The NEM coins were stored in a “hot wallet” instead of the more secure “cold wallet”, which operates on platforms not directly connected to the internet, Coincheck said. It also does not use an extra layer of security known as a multi-signature system.
The hack has drawn into focus Japan’s approach to regulating cryptocurrency exchanges. Last year, it became the first country to regulate exchanges at the national level – a move that won praise for boosting innovation and protecting consumers, and that contrasts sharply with crackdowns in South Korea and China.
The FSA said it ordered Coincheck to submit a report on the hack and measures for preventing a recurrence by 13 February, and that it will, if necessary, conduct on-site inspections of other cryptocurrency exchanges.
The regulator also said it has yet to confirm whether Coincheck had sufficient funds for the reimbursement.

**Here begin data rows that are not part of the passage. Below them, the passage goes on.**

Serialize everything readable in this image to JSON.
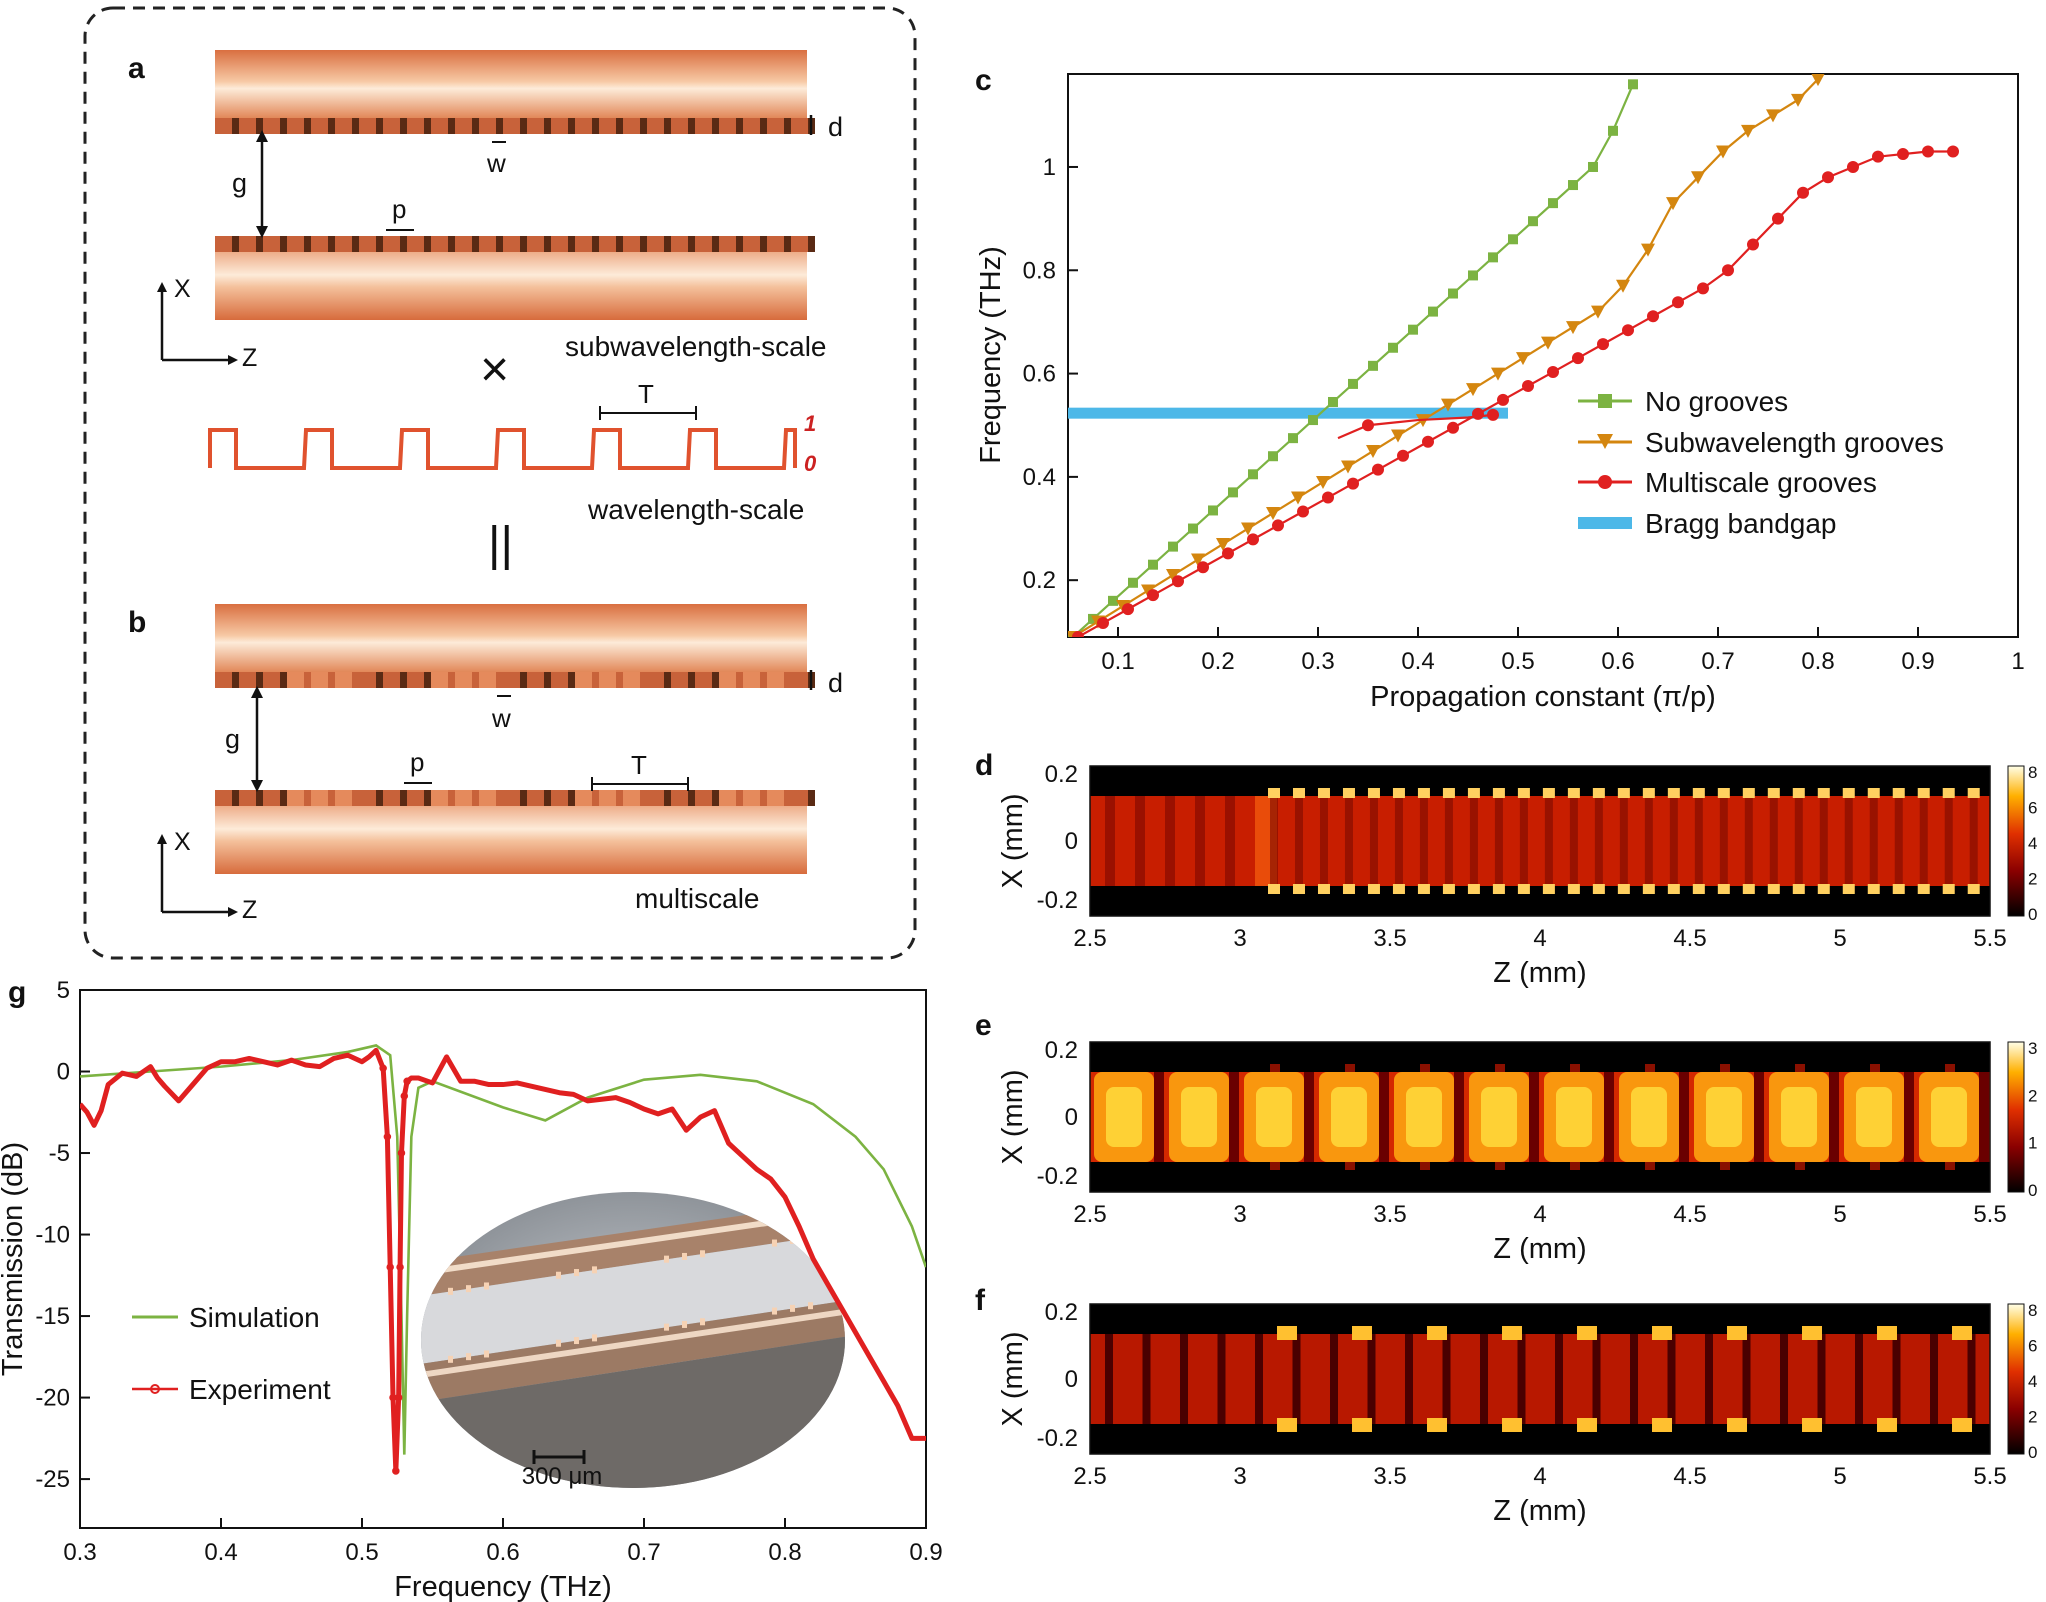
{
  "panel_letters": {
    "a": "a",
    "b": "b",
    "c": "c",
    "d": "d",
    "e": "e",
    "f": "f",
    "g": "g"
  },
  "schematic": {
    "label_d": "d",
    "label_w": "w",
    "label_g": "g",
    "label_p": "p",
    "label_T": "T",
    "axis_x": "X",
    "axis_z": "Z",
    "sub_caption": "subwavelength-scale",
    "times_symbol": "×",
    "wave_caption": "wavelength-scale",
    "wave_high": "1",
    "wave_low": "0",
    "equals_symbol": "||",
    "multi_caption": "multiscale",
    "colors": {
      "copper": "#e07a4c",
      "copper_light": "#fbe3cf",
      "wave": "#e0522e",
      "wave_label": "#cc2222"
    }
  },
  "chart_c": {
    "xlabel": "Propagation constant (π/p)",
    "ylabel": "Frequency (THz)",
    "xticks": [
      "0.1",
      "0.2",
      "0.3",
      "0.4",
      "0.5",
      "0.6",
      "0.7",
      "0.8",
      "0.9",
      "1"
    ],
    "yticks": [
      "0.2",
      "0.4",
      "0.6",
      "0.8",
      "1"
    ],
    "legend": [
      "No grooves",
      "Subwavelength grooves",
      "Multiscale grooves",
      "Bragg bandgap"
    ]
  },
  "chart_g": {
    "xlabel": "Frequency (THz)",
    "ylabel": "Transmission (dB)",
    "xticks": [
      "0.3",
      "0.4",
      "0.5",
      "0.6",
      "0.7",
      "0.8",
      "0.9"
    ],
    "yticks": [
      "5",
      "0",
      "-5",
      "-10",
      "-15",
      "-20",
      "-25"
    ],
    "legend": [
      "Simulation",
      "Experiment"
    ],
    "inset_scale": "300 μm"
  },
  "fields": {
    "xlabel": "Z (mm)",
    "ylabel": "X (mm)",
    "xticks": [
      "2.5",
      "3",
      "3.5",
      "4",
      "4.5",
      "5",
      "5.5"
    ],
    "yticks": [
      "0.2",
      "0",
      "-0.2"
    ],
    "d_colorbar": [
      "8",
      "6",
      "4",
      "2",
      "0"
    ],
    "e_colorbar": [
      "3",
      "2",
      "1",
      "0"
    ],
    "f_colorbar": [
      "8",
      "6",
      "4",
      "2",
      "0"
    ]
  },
  "chart_data": [
    {
      "type": "line",
      "panel": "c",
      "xlabel": "Propagation constant (π/p)",
      "ylabel": "Frequency (THz)",
      "xlim": [
        0.05,
        1.0
      ],
      "ylim": [
        0.09,
        1.18
      ],
      "series": [
        {
          "name": "No grooves",
          "color": "#7cb342",
          "marker": "square",
          "x": [
            0.055,
            0.075,
            0.095,
            0.115,
            0.135,
            0.155,
            0.175,
            0.195,
            0.215,
            0.235,
            0.255,
            0.275,
            0.295,
            0.315,
            0.335,
            0.355,
            0.375,
            0.395,
            0.415,
            0.435,
            0.455,
            0.475,
            0.495,
            0.515,
            0.535,
            0.555,
            0.575,
            0.595,
            0.615
          ],
          "y": [
            0.09,
            0.125,
            0.16,
            0.195,
            0.23,
            0.265,
            0.3,
            0.335,
            0.37,
            0.405,
            0.44,
            0.475,
            0.51,
            0.545,
            0.58,
            0.615,
            0.65,
            0.685,
            0.72,
            0.755,
            0.79,
            0.825,
            0.86,
            0.895,
            0.93,
            0.965,
            1.0,
            1.07,
            1.16
          ]
        },
        {
          "name": "Subwavelength grooves",
          "color": "#d4860f",
          "marker": "triangle-down",
          "x": [
            0.055,
            0.08,
            0.105,
            0.13,
            0.155,
            0.18,
            0.205,
            0.23,
            0.255,
            0.28,
            0.305,
            0.33,
            0.355,
            0.38,
            0.405,
            0.43,
            0.455,
            0.48,
            0.505,
            0.53,
            0.555,
            0.58,
            0.605,
            0.63,
            0.655,
            0.68,
            0.705,
            0.73,
            0.755,
            0.78,
            0.8
          ],
          "y": [
            0.09,
            0.12,
            0.15,
            0.18,
            0.21,
            0.24,
            0.27,
            0.3,
            0.33,
            0.36,
            0.39,
            0.42,
            0.45,
            0.48,
            0.51,
            0.54,
            0.57,
            0.6,
            0.63,
            0.66,
            0.69,
            0.72,
            0.77,
            0.84,
            0.93,
            0.98,
            1.03,
            1.07,
            1.1,
            1.13,
            1.17
          ]
        },
        {
          "name": "Multiscale grooves",
          "color": "#e02020",
          "marker": "circle",
          "x": [
            0.06,
            0.085,
            0.11,
            0.135,
            0.16,
            0.185,
            0.21,
            0.235,
            0.26,
            0.285,
            0.31,
            0.335,
            0.36,
            0.385,
            0.41,
            0.435,
            0.46,
            0.485,
            0.51,
            0.535,
            0.56,
            0.585,
            0.61,
            0.635,
            0.66,
            0.685,
            0.71,
            0.735,
            0.76,
            0.785,
            0.81,
            0.835,
            0.86,
            0.885,
            0.91,
            0.935
          ],
          "y": [
            0.09,
            0.117,
            0.144,
            0.171,
            0.198,
            0.225,
            0.252,
            0.279,
            0.306,
            0.333,
            0.36,
            0.387,
            0.414,
            0.441,
            0.468,
            0.495,
            0.522,
            0.549,
            0.576,
            0.603,
            0.63,
            0.657,
            0.684,
            0.711,
            0.738,
            0.765,
            0.8,
            0.85,
            0.9,
            0.95,
            0.98,
            1.0,
            1.02,
            1.025,
            1.03,
            1.03
          ]
        },
        {
          "name": "Bragg bandgap",
          "color": "#4db8e8",
          "type": "band",
          "x": [
            0.05,
            0.49
          ],
          "y": [
            0.526,
            0.534
          ]
        }
      ]
    },
    {
      "type": "line",
      "panel": "g",
      "xlabel": "Frequency (THz)",
      "ylabel": "Transmission (dB)",
      "xlim": [
        0.3,
        0.9
      ],
      "ylim": [
        -28,
        5
      ],
      "series": [
        {
          "name": "Simulation",
          "color": "#7cb342",
          "x": [
            0.3,
            0.35,
            0.4,
            0.45,
            0.49,
            0.51,
            0.52,
            0.525,
            0.528,
            0.53,
            0.532,
            0.535,
            0.54,
            0.55,
            0.6,
            0.63,
            0.66,
            0.7,
            0.74,
            0.78,
            0.82,
            0.85,
            0.87,
            0.89,
            0.9
          ],
          "y": [
            -0.3,
            0.0,
            0.3,
            0.7,
            1.2,
            1.6,
            1.0,
            -4,
            -15,
            -23.5,
            -15,
            -4,
            -1,
            -0.6,
            -2.2,
            -3.0,
            -1.6,
            -0.5,
            -0.2,
            -0.6,
            -2,
            -4,
            -6,
            -9.5,
            -12
          ]
        },
        {
          "name": "Experiment",
          "color": "#e02020",
          "x": [
            0.3,
            0.305,
            0.31,
            0.315,
            0.32,
            0.33,
            0.34,
            0.35,
            0.355,
            0.36,
            0.37,
            0.38,
            0.39,
            0.4,
            0.41,
            0.42,
            0.43,
            0.44,
            0.45,
            0.46,
            0.47,
            0.48,
            0.49,
            0.5,
            0.505,
            0.51,
            0.515,
            0.518,
            0.52,
            0.522,
            0.524,
            0.526,
            0.527,
            0.528,
            0.53,
            0.532,
            0.535,
            0.54,
            0.55,
            0.56,
            0.57,
            0.58,
            0.59,
            0.6,
            0.61,
            0.62,
            0.63,
            0.64,
            0.65,
            0.66,
            0.67,
            0.68,
            0.69,
            0.7,
            0.71,
            0.72,
            0.73,
            0.74,
            0.75,
            0.76,
            0.77,
            0.78,
            0.79,
            0.8,
            0.81,
            0.82,
            0.83,
            0.84,
            0.85,
            0.86,
            0.87,
            0.88,
            0.89,
            0.9
          ],
          "y": [
            -2,
            -2.5,
            -3.3,
            -2.4,
            -0.8,
            -0.1,
            -0.3,
            0.3,
            -0.4,
            -0.9,
            -1.8,
            -0.8,
            0.2,
            0.6,
            0.6,
            0.8,
            0.6,
            0.4,
            0.7,
            0.4,
            0.3,
            0.8,
            1.0,
            0.6,
            0.9,
            1.3,
            0.2,
            -4,
            -12,
            -20,
            -24.5,
            -20,
            -12,
            -5,
            -1.5,
            -0.6,
            -0.4,
            -0.4,
            -0.7,
            0.9,
            -0.6,
            -0.6,
            -0.8,
            -0.8,
            -0.7,
            -0.9,
            -1.1,
            -1.3,
            -1.4,
            -1.8,
            -1.7,
            -1.6,
            -1.9,
            -2.3,
            -2.6,
            -2.3,
            -3.6,
            -2.8,
            -2.4,
            -4.4,
            -5.2,
            -6.0,
            -6.6,
            -7.7,
            -9.5,
            -11.5,
            -13,
            -14.5,
            -16,
            -17.5,
            -19,
            -20.5,
            -22.5,
            -22.5
          ]
        }
      ]
    }
  ]
}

But the regulator does not have any rules banning the use of “hot wallets” by exchanges, nor does it set requirements on how much should be kept in “cold wallets,” an FSA official said at a briefing.

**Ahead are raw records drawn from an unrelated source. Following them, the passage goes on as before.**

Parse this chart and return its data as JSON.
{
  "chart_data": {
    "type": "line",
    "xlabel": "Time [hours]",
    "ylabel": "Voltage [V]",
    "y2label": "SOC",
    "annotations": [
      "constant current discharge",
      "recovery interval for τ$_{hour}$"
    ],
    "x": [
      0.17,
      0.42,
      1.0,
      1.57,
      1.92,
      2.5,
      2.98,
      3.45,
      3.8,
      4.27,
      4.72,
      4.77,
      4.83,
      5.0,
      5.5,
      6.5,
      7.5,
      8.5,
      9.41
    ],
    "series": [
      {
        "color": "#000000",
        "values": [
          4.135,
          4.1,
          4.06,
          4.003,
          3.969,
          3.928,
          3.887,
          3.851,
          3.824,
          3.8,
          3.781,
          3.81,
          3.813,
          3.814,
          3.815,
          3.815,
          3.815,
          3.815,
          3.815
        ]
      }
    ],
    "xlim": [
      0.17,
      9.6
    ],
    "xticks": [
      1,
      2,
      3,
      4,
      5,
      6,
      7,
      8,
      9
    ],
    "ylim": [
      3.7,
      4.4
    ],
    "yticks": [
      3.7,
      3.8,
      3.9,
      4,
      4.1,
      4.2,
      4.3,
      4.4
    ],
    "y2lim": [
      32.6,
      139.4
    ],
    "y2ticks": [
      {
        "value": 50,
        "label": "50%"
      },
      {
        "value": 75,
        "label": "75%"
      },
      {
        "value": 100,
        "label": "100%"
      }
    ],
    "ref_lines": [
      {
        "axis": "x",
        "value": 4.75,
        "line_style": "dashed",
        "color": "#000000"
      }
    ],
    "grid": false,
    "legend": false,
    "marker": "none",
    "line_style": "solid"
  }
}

In response to FSA’s order for improvements, Coincheck said in a statement that it would promptly strengthen its customer protection and governance, and develop its risk management systems.

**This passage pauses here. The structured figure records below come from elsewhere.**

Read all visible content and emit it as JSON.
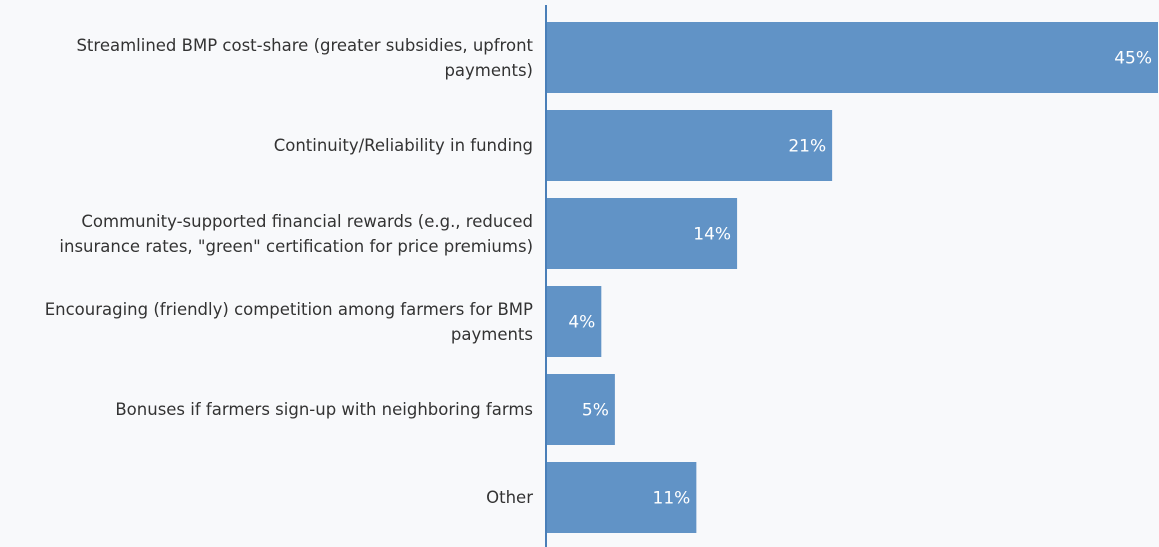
{
  "chart_data": {
    "type": "bar",
    "orientation": "horizontal",
    "categories": [
      "Streamlined BMP cost-share (greater subsidies, upfront payments)",
      "Continuity/Reliability in funding",
      "Community-supported financial rewards (e.g., reduced insurance rates, \"green\" certification for price premiums)",
      "Encouraging (friendly) competition among farmers for BMP payments",
      "Bonuses if farmers sign-up with neighboring farms",
      "Other"
    ],
    "values": [
      45,
      21,
      14,
      4,
      5,
      11
    ],
    "value_labels": [
      "45%",
      "21%",
      "14%",
      "4%",
      "5%",
      "11%"
    ],
    "color": "#6193c6"
  }
}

Japan started to require cryptocurrency exchange operators to register with the government only in April 2017, allowing pre-existing operators such as Coincheck to continue offering services ahead of formal registration.
The FSA has registered 16 cryptocurrency exchanges so far, and another 16 are still awaiting clearance. Coincheck’s application was made in September.
“It’s been long said that cryptocurrencies are a solid system but cryptocurrency exchanges are not,” said Makoto Sakuma, research fellow at NLI Research Institute.
“This incident showed that the problem has not been solved at all. If Coincheck screws up its crisis management, that could deal a blow to the current cryptocurrency fever.”
NEM fell to $0.78 from $1.01 on Friday but recovered to $0.95 late on Monday afternoon, according to CoinMarketCap. Cryptocurrency related shares mostly rose in Tokyo, with GMO Internet, which offers cryptocurrency exchange services, gaining 5.7 per cent.
Exchange operators in Tokyo said the Coincheck hack will likely cause concerns over security to grow among consumers, potentially pressuring the price of cryptocurrencies.
“I have to admit that all cryptocurrencies will now be tainted in their minds, so there may be a mid-term negative impact,” said Genki Oda, president of BitPoint Japan.
Singapore-based NEM Foundation said it had a tracing system on the NEM blockchain and that it had “a full account” of all of Coincheck’s lost NEM coins. It added that the hacker had not moved any of the funds to any exchange or personal accounts but that it had no way to return the stolen funds to its owners.
In 2014, Tokyo-based Mt. Gox, which once handled 80 per cent of the world’s bitcoin trades, filed for bankruptcy after losing around half a billion dollars worth of bitcoins. More recently, South Korean cryptocurrency exchange Youbit last month shut down and filed for bankruptcy after being hacked twice last year.
World leaders meeting in Davos last week issued fresh warnings about the dangers of cryptocurrencies, with U.S. Treasury Secretary Steven Mnuchin relating Washington’s concern about the money being used for illicit activity.
Japan’s top financial diplomat said regulation of cryptocurrencies would likely be on the agenda at the G20 finance chiefs’ meeting in Argentina in March.
South Korea will this week ban cryptocurrency traders from using anonymous bank accounts to crack down on the criminal use of virtual coins. China, worried about financial risks from such trading, has ordered some exchanges in Beijing to close.